Brolga portrait and chick

It was fantastic to see the Brolga chick at the Western Treatment Plant; it would have been a bonus if it had stopped raining but nothing could dampen my smile.



Brolga (Grus rubicunda)
1/640, f5.6, ISO 6400

Over the past few weeks many images of the Western Treatment Plant Brolgas have been shared on social media, images of the Brolgas on their nest were followed by numerous images of two tiny, fluff-ball chicks. As much as I would have liked to have seen the chicks when they were newly hatched I was wary of adding to the general clamour so I waited until I heard the birds had left the nest; at this point only one chick was still surviving. As expected the nest was vacant when I arrived and I couldn’t see any sign of Brolgas but I returned later in the afternoon and the Brolga sitting on the nest; I hoped there was a chick snuggled beneath its feathers. Then the second parent flew in, the sitting bird stood and there in the dismal drizzle was one of the sweetest sights I’ve ever seen. Maybe they had briefly returned to the nest because of the weather. The light was so appalling that even an ISO of 6400 couldn’t help.

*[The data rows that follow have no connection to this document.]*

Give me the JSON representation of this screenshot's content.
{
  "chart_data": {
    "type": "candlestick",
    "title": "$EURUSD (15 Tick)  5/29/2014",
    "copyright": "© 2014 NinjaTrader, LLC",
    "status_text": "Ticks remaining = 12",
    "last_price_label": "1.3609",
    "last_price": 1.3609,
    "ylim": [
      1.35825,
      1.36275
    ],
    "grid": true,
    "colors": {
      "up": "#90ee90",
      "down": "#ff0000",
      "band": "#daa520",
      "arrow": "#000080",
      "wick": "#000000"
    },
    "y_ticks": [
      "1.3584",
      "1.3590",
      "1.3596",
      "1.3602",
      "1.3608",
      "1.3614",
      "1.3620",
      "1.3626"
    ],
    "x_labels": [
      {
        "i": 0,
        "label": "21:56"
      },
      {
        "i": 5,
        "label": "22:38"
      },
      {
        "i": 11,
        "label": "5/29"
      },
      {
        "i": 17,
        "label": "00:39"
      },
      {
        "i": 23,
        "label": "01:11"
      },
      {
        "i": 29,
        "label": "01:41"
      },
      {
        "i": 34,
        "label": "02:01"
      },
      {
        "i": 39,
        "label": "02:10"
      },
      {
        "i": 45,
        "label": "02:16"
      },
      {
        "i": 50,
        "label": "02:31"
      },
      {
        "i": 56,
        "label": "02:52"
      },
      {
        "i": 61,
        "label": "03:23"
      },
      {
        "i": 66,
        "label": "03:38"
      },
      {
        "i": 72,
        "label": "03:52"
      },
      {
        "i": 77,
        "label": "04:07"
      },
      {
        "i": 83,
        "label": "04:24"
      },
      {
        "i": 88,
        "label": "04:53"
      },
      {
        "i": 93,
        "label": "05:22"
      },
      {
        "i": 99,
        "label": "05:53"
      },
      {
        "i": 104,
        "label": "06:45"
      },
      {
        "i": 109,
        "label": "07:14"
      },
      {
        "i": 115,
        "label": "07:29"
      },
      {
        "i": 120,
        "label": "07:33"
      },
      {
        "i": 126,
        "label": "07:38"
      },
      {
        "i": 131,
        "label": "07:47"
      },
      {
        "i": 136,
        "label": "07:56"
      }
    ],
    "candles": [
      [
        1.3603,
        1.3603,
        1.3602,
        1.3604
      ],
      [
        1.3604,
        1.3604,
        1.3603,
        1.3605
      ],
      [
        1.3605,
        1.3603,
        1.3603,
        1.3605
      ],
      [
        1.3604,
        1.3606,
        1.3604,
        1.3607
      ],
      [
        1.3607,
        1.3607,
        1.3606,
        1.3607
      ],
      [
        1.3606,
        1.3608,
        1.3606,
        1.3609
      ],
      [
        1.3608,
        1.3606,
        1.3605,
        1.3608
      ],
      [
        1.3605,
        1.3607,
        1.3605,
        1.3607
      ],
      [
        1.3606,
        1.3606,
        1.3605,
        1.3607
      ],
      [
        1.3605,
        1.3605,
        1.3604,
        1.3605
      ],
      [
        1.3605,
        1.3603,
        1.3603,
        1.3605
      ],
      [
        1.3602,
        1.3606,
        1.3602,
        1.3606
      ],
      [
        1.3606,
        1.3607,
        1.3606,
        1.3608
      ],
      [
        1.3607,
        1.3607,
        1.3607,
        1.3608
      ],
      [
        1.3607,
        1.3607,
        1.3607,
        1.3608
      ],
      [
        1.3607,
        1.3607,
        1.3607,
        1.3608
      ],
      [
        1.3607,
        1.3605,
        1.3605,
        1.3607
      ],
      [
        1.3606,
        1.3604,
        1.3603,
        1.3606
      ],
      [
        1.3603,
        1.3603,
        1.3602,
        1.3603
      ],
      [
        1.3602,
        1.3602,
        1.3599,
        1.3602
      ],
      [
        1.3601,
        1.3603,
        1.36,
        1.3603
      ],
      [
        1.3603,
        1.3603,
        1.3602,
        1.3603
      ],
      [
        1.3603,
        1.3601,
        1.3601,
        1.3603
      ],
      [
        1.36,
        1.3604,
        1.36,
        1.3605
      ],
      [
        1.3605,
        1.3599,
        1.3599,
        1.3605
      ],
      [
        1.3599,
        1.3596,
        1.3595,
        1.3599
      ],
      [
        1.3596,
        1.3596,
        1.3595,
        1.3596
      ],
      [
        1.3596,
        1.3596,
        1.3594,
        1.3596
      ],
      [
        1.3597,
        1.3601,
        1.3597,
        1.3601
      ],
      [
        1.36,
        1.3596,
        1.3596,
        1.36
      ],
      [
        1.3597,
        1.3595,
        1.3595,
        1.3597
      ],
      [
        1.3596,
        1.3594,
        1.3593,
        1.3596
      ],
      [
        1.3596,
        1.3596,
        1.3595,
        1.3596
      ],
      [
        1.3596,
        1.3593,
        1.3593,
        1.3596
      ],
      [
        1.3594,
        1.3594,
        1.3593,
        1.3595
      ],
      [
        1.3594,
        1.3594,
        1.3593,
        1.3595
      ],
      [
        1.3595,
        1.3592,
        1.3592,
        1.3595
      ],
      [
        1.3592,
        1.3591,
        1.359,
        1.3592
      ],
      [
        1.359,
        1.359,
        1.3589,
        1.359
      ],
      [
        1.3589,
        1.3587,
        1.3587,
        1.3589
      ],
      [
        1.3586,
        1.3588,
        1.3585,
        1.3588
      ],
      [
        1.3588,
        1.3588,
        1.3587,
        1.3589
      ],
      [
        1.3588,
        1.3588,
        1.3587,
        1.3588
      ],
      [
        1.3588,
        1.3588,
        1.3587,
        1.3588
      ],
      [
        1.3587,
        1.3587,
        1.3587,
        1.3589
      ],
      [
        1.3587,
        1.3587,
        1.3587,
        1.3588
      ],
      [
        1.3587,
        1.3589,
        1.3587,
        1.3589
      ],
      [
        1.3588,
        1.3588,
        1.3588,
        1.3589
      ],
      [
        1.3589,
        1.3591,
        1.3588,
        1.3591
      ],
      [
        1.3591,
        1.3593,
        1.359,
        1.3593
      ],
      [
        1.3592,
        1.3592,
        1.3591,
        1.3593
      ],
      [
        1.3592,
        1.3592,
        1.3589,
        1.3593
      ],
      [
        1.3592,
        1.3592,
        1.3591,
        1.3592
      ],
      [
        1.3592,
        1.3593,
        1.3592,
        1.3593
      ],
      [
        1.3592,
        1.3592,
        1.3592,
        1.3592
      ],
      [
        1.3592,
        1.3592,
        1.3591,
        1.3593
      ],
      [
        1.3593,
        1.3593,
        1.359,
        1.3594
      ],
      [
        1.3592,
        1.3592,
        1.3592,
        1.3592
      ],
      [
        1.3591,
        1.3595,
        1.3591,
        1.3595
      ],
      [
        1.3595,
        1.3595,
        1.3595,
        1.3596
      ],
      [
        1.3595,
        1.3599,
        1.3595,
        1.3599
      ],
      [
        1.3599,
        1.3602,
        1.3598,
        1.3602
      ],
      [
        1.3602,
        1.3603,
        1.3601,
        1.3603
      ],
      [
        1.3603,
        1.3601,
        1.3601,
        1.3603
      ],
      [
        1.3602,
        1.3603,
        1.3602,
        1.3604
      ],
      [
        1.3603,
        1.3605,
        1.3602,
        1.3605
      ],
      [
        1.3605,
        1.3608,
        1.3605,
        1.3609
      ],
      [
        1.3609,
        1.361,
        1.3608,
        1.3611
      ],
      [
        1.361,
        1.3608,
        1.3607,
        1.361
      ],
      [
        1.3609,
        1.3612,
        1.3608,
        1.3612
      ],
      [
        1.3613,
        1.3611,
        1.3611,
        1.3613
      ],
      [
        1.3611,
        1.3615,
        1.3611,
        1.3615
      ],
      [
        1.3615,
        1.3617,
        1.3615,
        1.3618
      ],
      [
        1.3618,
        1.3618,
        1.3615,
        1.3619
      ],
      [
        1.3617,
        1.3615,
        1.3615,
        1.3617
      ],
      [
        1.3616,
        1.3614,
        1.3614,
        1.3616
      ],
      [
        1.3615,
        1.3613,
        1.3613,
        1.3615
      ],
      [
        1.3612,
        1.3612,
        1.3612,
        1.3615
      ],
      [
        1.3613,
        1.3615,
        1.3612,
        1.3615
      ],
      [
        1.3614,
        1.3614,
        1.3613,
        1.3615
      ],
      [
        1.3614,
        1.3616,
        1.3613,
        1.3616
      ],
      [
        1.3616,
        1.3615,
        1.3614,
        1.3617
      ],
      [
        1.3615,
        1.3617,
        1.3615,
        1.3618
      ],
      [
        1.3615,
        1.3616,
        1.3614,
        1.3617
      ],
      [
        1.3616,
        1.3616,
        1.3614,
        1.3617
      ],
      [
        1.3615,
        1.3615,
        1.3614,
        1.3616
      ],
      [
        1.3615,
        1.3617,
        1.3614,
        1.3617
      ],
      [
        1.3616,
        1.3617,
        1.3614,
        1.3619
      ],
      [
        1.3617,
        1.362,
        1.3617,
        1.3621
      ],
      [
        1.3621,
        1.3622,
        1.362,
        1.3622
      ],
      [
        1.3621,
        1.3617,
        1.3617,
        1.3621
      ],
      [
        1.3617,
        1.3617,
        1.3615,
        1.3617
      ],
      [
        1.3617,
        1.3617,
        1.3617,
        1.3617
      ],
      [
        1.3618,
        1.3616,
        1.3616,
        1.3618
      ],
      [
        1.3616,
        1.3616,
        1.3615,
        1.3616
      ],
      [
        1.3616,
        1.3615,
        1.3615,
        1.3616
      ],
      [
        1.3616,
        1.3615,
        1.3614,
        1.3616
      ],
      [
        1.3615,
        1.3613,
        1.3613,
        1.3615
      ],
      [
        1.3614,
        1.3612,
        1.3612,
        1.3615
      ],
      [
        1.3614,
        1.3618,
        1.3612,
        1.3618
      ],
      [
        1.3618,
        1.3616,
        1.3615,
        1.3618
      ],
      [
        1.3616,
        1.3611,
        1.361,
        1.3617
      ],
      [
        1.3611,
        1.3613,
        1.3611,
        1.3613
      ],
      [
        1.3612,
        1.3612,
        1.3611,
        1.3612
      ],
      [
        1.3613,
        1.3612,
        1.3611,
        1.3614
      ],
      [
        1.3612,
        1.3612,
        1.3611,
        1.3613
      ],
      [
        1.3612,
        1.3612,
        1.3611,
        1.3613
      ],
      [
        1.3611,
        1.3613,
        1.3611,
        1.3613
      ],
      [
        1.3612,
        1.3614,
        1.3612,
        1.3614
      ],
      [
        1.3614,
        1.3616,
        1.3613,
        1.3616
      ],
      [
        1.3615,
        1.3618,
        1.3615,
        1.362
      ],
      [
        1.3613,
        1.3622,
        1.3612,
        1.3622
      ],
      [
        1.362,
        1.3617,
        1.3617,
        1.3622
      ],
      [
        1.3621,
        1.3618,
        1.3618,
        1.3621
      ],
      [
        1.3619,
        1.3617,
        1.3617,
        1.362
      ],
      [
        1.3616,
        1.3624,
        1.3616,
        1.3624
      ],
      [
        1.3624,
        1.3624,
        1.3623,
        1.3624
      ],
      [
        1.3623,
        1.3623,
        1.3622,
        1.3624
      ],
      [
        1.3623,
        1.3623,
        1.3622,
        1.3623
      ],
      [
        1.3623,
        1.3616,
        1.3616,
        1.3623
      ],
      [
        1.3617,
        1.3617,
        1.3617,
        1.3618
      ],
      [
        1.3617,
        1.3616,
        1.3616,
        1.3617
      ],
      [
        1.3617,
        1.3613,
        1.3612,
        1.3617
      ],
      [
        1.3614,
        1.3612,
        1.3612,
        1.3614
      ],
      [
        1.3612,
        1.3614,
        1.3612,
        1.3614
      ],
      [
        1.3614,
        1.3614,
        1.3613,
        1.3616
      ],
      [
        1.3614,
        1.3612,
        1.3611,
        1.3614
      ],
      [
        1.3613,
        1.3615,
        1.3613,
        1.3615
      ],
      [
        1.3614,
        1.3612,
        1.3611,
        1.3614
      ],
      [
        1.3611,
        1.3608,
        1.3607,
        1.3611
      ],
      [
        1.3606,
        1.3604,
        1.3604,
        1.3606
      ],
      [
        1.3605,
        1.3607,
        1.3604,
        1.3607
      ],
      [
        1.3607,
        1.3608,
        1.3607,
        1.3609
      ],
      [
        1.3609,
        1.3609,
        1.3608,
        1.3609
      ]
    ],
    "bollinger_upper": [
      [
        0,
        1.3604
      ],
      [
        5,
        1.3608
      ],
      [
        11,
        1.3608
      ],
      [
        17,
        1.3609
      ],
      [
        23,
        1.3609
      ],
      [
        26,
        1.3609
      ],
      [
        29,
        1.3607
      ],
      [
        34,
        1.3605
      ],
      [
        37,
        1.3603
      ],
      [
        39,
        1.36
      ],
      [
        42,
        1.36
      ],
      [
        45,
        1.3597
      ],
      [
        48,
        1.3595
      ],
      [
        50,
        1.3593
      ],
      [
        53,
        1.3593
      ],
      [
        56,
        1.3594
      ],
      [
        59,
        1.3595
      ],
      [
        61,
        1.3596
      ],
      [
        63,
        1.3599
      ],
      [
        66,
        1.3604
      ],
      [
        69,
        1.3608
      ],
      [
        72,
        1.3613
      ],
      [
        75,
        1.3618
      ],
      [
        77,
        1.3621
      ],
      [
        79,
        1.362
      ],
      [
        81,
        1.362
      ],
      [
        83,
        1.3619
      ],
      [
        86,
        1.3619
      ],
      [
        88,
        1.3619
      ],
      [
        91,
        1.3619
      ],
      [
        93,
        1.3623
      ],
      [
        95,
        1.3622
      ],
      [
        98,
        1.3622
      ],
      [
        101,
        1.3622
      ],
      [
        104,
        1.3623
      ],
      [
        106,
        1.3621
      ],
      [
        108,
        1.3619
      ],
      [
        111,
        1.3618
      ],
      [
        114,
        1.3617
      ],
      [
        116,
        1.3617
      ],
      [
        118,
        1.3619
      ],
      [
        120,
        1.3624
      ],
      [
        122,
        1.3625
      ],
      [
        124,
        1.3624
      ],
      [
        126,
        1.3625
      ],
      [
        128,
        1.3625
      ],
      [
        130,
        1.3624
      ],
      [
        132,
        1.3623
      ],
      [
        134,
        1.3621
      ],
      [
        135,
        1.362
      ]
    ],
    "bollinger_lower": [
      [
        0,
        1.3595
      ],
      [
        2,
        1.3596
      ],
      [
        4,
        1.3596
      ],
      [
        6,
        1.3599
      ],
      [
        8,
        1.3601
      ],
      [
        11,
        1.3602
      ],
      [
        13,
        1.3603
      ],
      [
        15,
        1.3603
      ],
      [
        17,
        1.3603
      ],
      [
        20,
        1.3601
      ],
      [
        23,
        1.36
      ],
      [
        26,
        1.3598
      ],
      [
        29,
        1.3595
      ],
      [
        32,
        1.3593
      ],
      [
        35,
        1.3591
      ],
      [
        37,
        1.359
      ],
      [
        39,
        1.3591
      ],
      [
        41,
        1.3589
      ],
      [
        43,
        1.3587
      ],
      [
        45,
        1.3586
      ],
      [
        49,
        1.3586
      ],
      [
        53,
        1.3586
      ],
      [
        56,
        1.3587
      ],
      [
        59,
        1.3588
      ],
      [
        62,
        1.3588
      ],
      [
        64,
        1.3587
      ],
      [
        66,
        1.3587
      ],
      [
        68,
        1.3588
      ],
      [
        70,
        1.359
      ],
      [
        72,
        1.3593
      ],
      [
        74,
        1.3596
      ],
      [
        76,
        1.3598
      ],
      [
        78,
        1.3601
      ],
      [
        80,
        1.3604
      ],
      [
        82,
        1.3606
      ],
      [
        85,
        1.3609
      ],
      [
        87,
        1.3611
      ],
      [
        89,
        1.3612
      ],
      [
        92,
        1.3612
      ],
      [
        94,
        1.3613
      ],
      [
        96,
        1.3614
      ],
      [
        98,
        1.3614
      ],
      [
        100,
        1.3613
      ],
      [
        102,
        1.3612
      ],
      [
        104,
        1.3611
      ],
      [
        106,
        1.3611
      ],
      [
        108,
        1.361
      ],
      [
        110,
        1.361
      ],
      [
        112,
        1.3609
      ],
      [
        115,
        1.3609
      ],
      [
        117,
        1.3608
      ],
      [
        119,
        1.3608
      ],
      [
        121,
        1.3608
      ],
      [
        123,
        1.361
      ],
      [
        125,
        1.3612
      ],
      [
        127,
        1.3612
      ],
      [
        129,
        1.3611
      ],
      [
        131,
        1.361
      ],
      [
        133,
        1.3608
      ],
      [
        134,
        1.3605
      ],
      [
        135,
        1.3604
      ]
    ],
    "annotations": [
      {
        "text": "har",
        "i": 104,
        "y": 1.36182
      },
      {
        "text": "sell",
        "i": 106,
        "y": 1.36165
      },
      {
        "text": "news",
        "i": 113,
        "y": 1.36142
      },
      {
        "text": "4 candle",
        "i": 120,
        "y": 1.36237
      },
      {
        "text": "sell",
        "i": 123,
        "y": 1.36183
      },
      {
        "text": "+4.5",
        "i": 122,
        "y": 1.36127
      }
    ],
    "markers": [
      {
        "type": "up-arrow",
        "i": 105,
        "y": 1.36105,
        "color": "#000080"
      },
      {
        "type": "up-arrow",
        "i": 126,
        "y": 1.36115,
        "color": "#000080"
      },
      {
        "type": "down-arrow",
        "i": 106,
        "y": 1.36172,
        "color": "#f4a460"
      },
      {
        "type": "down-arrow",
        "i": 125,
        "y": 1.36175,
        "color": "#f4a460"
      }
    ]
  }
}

Brolgas are listed as vulnerable in Victoria. They are large cranes standing at over a metre, and famous for their dancing courtship display.


Brolga (Grus rubicunda)
1/800, f5.6, ISO 3200


I visited again the following week but the Brolgas’ nest had been commandeered by a pair of swans and the Brolga were nowhere to be seen. Later in the day the clouds were coming in and we wandered back to the general area when they walked into view across the other side of a pond! It was good to know the chick was growing fast and still safe.



Brolga (Grus rubicunda)
1/1600, f5.6, ISO 3200


The portrait above is of a sanctuary bird. The lighting was still poor but I was able to raise the speed enough to capture its quick movements and the details of its fascinating markings and the dewlap beneath its chin.



Brolga (Grus rubicunda)
1/1000, f5.6, ISO 1600


I like watching birds preening, especially as it means I know they are comfortable with my presence. Brolgas’ have remarkably flexible necks that look good among a flamboyant flurry of feathers.

Happy birding


UPDATE: The second chick did not survive. It was reported that a photographer had come between the parent birds and the chick and had not retreated despite the frantic calling of the parents and of other birders who were watching. I hope that the area is closed to visitors should the Brolgas be brave enough to attempt breeding in the area again. I regret going to see the Brolgas, even at the relatively late stage that I did. The birds are always more important than the images.